Ynternet Modalary Site Editörü Sayı:
61 - Ekim / Aralık 2009
Üniversitenin ilk yıllarında tanışmıştım internetle. O zamanlar siyah ekrandan atıyorduk e-postaları. İlk moda herkesin bir e-posta adresi olmasıydı.
Sadece okuduğumuz okuldan almıyorduk e-posta hesaplarını, o zamanlar yavaş yavaş günyüzüne çıkan e-posta servislerinden kendi ismin ile bir hesap almak çok revaçtaydı. Herkes kendi adındaki hesabı almak için yarışırdı, daha önceden alındığını görünce de mecburen sonuna ya doğum yılı ya da yaşını ekleyip öyle alırdı hesap ismini.
O zamanlar e-posta hesaplarının kotaları şimdiki gibi değildi. Gibi ne demek? Şu anda çoğu servis sağlayıcı neredeyse kota uygulamıyor, ancak o zamanlar 2 mb'lık kotalar vardı. Üstelik “pop3” gibi servislerden para alınırdı. İlk aklıma gelenler Rocketmail, hotmail gibi servis sağlayıcılar o yıllardan.

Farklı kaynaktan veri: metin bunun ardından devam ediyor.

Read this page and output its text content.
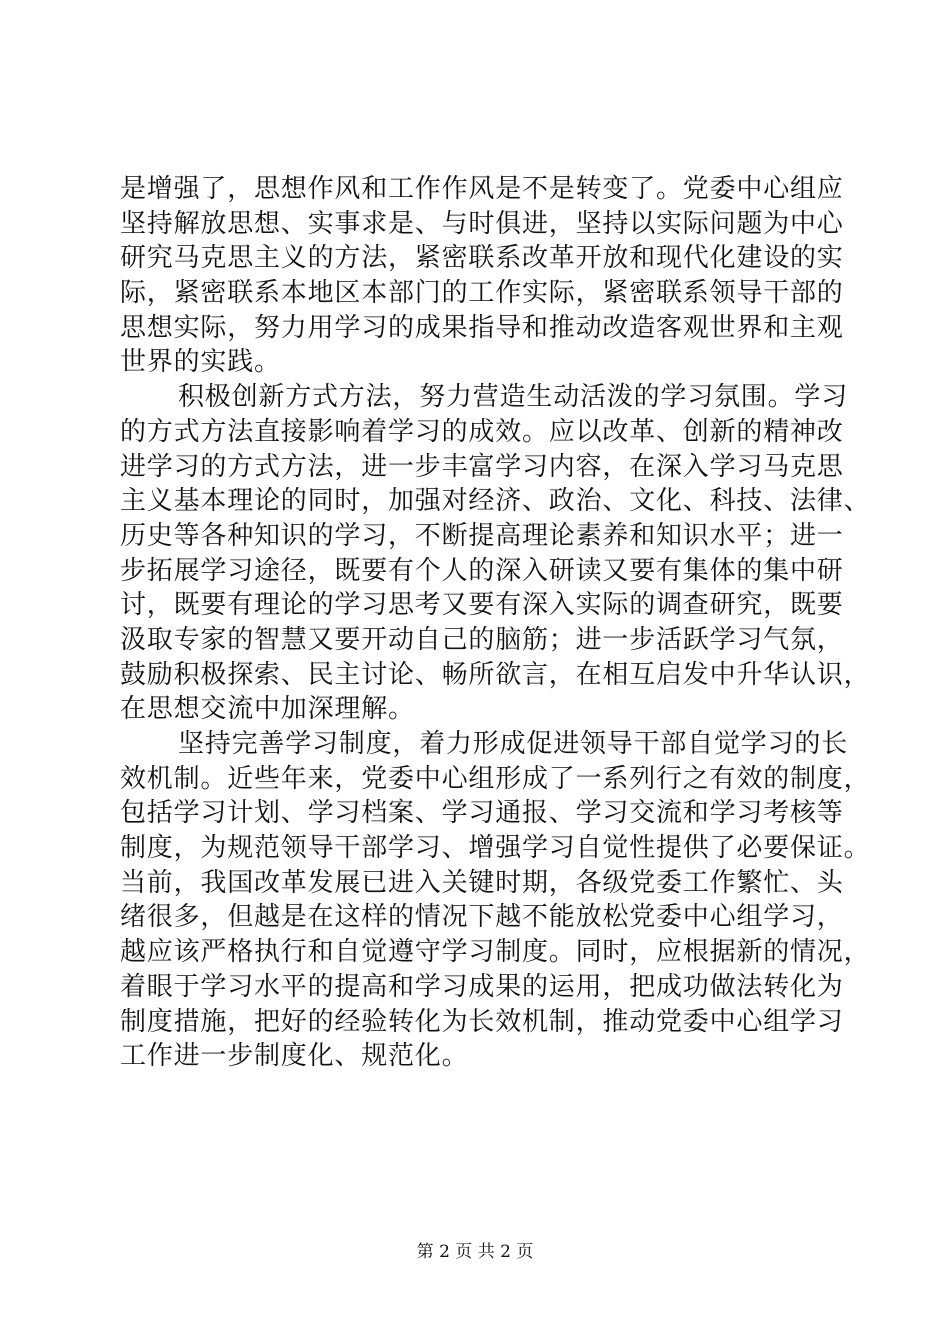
是增强了，思想作风和工作作风是不是转变了。党委中心组应
坚持解放思想、实事求是、与时俱进，坚持以实际问题为中心
研究马克思主义的方法，紧密联系改革开放和现代化建设的实
际，紧密联系本地区本部门的工作实际，紧密联系领导干部的
思想实际，努力用学习的成果指导和推动改造客观世界和主观
世界的实践。
积极创新方式方法，努力营造生动活泼的学习氛围。学习
的方式方法直接影响着学习的成效。应以改革、创新的精神改
进学习的方式方法，进一步丰富学习内容，在深入学习马克思
主义基本理论的同时，加强对经济、政治、文化、科技、法律、
历史等各种知识的学习，不断提高理论素养和知识水平；进一
步拓展学习途径，既要有个人的深入研读又要有集体的集中研
讨，既要有理论的学习思考又要有深入实际的调查研究，既要
汲取专家的智慧又要开动自己的脑筋；进一步活跃学习气氛，
鼓励积极探索、民主讨论、畅所欲言，在相互启发中升华认识，
在思想交流中加深理解。
坚持完善学习制度，着力形成促进领导干部自觉学习的长
效机制。近些年来，党委中心组形成了一系列行之有效的制度，
包括学习计划、学习档案、学习通报、学习交流和学习考核等
制度，为规范领导干部学习、增强学习自觉性提供了必要保证。
当前，我国改革发展已进入关键时期，各级党委工作繁忙、头
绪很多，但越是在这样的情况下越不能放松党委中心组学习，
越应该严格执行和自觉遵守学习制度。同时，应根据新的情况，
着眼于学习水平的提高和学习成果的运用，把成功做法转化为
制度措施，把好的经验转化为长效机制，推动党委中心组学习
工作进一步制度化、规范化。
第 2 页 共 2 页
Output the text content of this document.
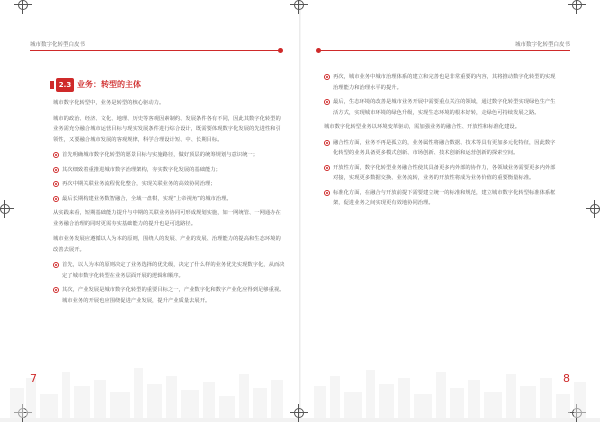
城市数字化转型白皮书	城市数字化转型白皮书
2.3 业务：转型的主体

城市数字化转型中，业务是转型的核心驱动力。

城市的政治、经济、文化、地理、历史等客观因素制约、发展条件各有不同，因此其数字化转型的业务需充分融合城市运营目标与现实发展条件进行综合设计，既需要体现数字化发展的先进性和引领性，又要融合城市发展的客观规律，科学合理设计短、中、长期目标。

首先明确城市数字化转型的愿景目标与实施路径，做好顶层的统筹规划与意识统一；
其次细致着重推进城市数字治理架构，夯实数字化发展的基础能力；
再次中期关联业务流程优化整合，实现关联业务的高效协同治理；
最后长期构建业务数智融合，全域一盘棋，实现“上帝视角”的城市治理。

从实践来看，短期基础能力提升与中期的关联业务协同可形成规划实施，如一网统管、一网通办在业务融合治理的同时更需夯实基础能力的提升也是可选路径。

城市业务发展应遵循以人为本的原则，围绕人的发展、产业的发展、治理能力的提高和生态环境的改善去展开。

首先，以人为本的原则决定了业务选择的优先级，决定了什么样的业务优先实现数字化，从而决定了城市数字化转型在业务层面开展的逻辑和顺序。
其次，产业发展是城市数字化转型的重要目标之一，产业数字化和数字产业化应得到足够重视。城市业务的开展也应围绕促进产业发展，提升产业质量去展开。
再次，城市业务中城市治理体系的建立和完善也是非常重要的内容，其将推动数字化转型的实现治理能力和治理水平的提升。
最后，生态环境的改善是城市业务开展中需要重点关注的领域，通过数字化转型实现绿色生产生活方式，实现城市环境的绿色升级，实现生态环境的根本好转，走绿色可持续发展之路。

城市数字化转型业务以环境变革驱动，需加强业务的融合性、开放性和标准化建设。

融合性方面，业务不再是孤立的，业务属性将融合数据、技术等具有更加多元化特征，因此数字化转型的业务具备更多模式创新、市场创新、技术创新和运营创新的探索空间。
开放性方面，数字化转型业务融合性使其具备更多内外部的协作力，各领域业务需要更多内外部对接，实现更多数据交换、业务流转，业务的开放性将成为业务价值的重要衡量标准。
标准化方面，在融合与开放前提下需要建立统一的标准和规范，建立城市数字化转型标准体系框架，促进业务之间实现更有效地协同治理。
7	8
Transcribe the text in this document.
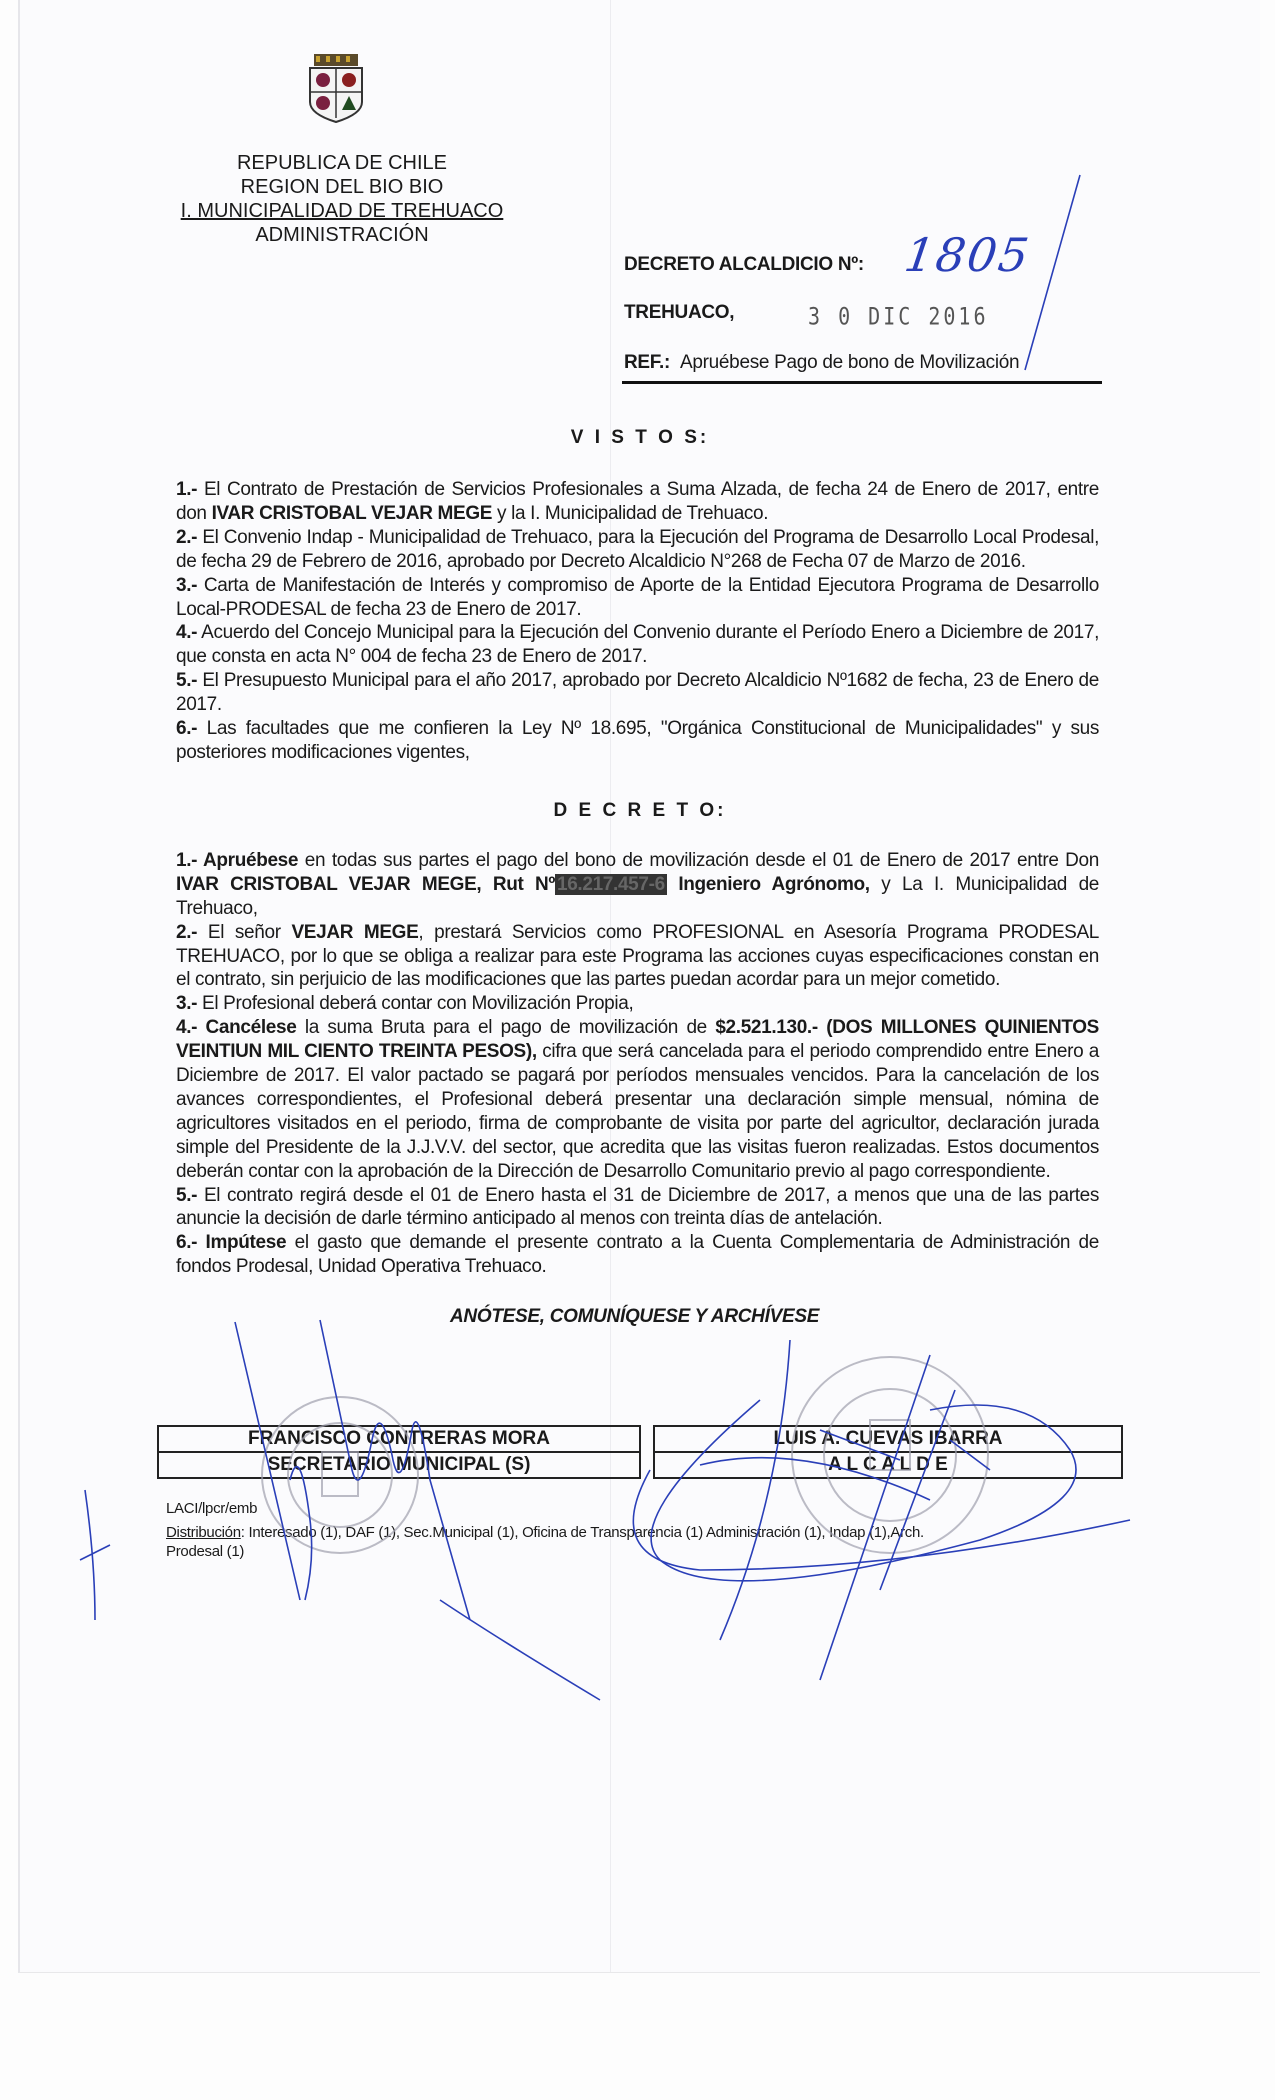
REPUBLICA DE CHILE
REGION DEL BIO BIO
I. MUNICIPALIDAD DE TREHUACO
ADMINISTRACIÓN
DECRETO ALCALDICIO Nº: 1805
TREHUACO,	3 0 DIC 2016
REF.: Apruébese Pago de bono de Movilización
V I S T O S:

1.- El Contrato de Prestación de Servicios Profesionales a Suma Alzada, de fecha 24 de Enero de 2017, entre don IVAR CRISTOBAL VEJAR MEGE y la I. Municipalidad de Trehuaco.

2.- El Convenio Indap - Municipalidad de Trehuaco, para la Ejecución del Programa de Desarrollo Local Prodesal, de fecha 29 de Febrero de 2016, aprobado por Decreto Alcaldicio N°268 de Fecha 07 de Marzo de 2016.

3.- Carta de Manifestación de Interés y compromiso de Aporte de la Entidad Ejecutora Programa de Desarrollo Local-PRODESAL de fecha 23 de Enero de 2017.

4.- Acuerdo del Concejo Municipal para la Ejecución del Convenio durante el Período Enero a Diciembre de 2017, que consta en acta N° 004 de fecha 23 de Enero de 2017.

5.- El Presupuesto Municipal para el año 2017, aprobado por Decreto Alcaldicio Nº1682 de fecha, 23 de Enero de 2017.

6.- Las facultades que me confieren la Ley Nº 18.695, "Orgánica Constitucional de Municipalidades" y sus posteriores modificaciones vigentes,

D E C R E T O:

1.- Apruébese en todas sus partes el pago del bono de movilización desde el 01 de Enero de 2017 entre Don IVAR CRISTOBAL VEJAR MEGE, Rut Nº 16.217.457-6 Ingeniero Agrónomo, y La I. Municipalidad de Trehuaco,

2.- El señor VEJAR MEGE, prestará Servicios como PROFESIONAL en Asesoría Programa PRODESAL TREHUACO, por lo que se obliga a realizar para este Programa las acciones cuyas especificaciones constan en el contrato, sin perjuicio de las modificaciones que las partes puedan acordar para un mejor cometido.

3.- El Profesional deberá contar con Movilización Propia,

4.- Cancélese la suma Bruta para el pago de movilización de $2.521.130.- (DOS MILLONES QUINIENTOS VEINTIUN MIL CIENTO TREINTA PESOS), cifra que será cancelada para el periodo comprendido entre Enero a Diciembre de 2017. El valor pactado se pagará por períodos mensuales vencidos. Para la cancelación de los avances correspondientes, el Profesional deberá presentar una declaración simple mensual, nómina de agricultores visitados en el periodo, firma de comprobante de visita por parte del agricultor, declaración jurada simple del Presidente de la J.J.V.V. del sector, que acredita que las visitas fueron realizadas. Estos documentos deberán contar con la aprobación de la Dirección de Desarrollo Comunitario previo al pago correspondiente.

5.- El contrato regirá desde el 01 de Enero hasta el 31 de Diciembre de 2017, a menos que una de las partes anuncie la decisión de darle término anticipado al menos con treinta días de antelación.

6.- Impútese el gasto que demande el presente contrato a la Cuenta Complementaria de Administración de fondos Prodesal, Unidad Operativa Trehuaco.

ANÓTESE, COMUNÍQUESE Y ARCHÍVESE
FRANCISCO CONTRERAS MORA
SECRETARIO MUNICIPAL (S)
LUIS A. CUEVAS IBARRA
A L C A L D E
LACI/lpcr/emb
Distribución: Interesado (1), DAF (1), Sec.Municipal (1), Oficina de Transparencia (1) Administración (1), Indap (1),Arch.
Prodesal (1)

İlk internet yıllarının bir diğer modası da “ICQ” idi. “Anında mesajlaşma” diye adlandırılan servislerin ilk ürünlerindendi “icq”. İsrailli birkaç gencin kendi aralarında mesajlaşmak için yaptıkları program, kısa zamanda dünyayı kasıp kavurdu. Neredeyse her internet kullanıcısının bir “icq” hesabı vardı. Size yazı ile ifade edemeyeceğim “mesaj geldi” uyarı sesi hala kulaklarımda.
İlerleyen yıllarda birçok yeni internet modası çıktı karşımıza. İnternet medyası örneğin... Gazeteler bir bir internet siteleri kurmaya başladılar. Kardelen'in de internet sitesi macerası bu gelişmeleri takip eden yıllarda (2000) başlamıştı.
Daha sonra kişisel blog siteleri moda oldu. Bu moda halen devam ediyor. Aynı şekilde internet medyası da aynı hızla gelişmeye devam ediyor. “ICQ” yerini artık “MSN'e” bıraktı diyebiliriz.
Son yıllardaki diğer modalar ise video ve sosyal arkadaşlık siteleri oldu. Tabi burada “google'a” ayrı bir parantez açmak gerekir. “Google” da internetin çok önemli adımlarından biri olarak karşımızda duruyor ve modası kolay kolay geçecek gibi değil.
İki arkadaşın kurduğu “Youtube video sitesi” geçtiğimiz yıllara damgasını vuran bir diğer internet sitesiydi. Çok yüksek bir rakama Google'a satıldıktan sonra eski günlerini aratsa da, halen çok kullanılan sitelerden biri. Bu sitenin bir diğer özelliği de, ülkemizde mahkeme kararı ile kapatılan bir site olması.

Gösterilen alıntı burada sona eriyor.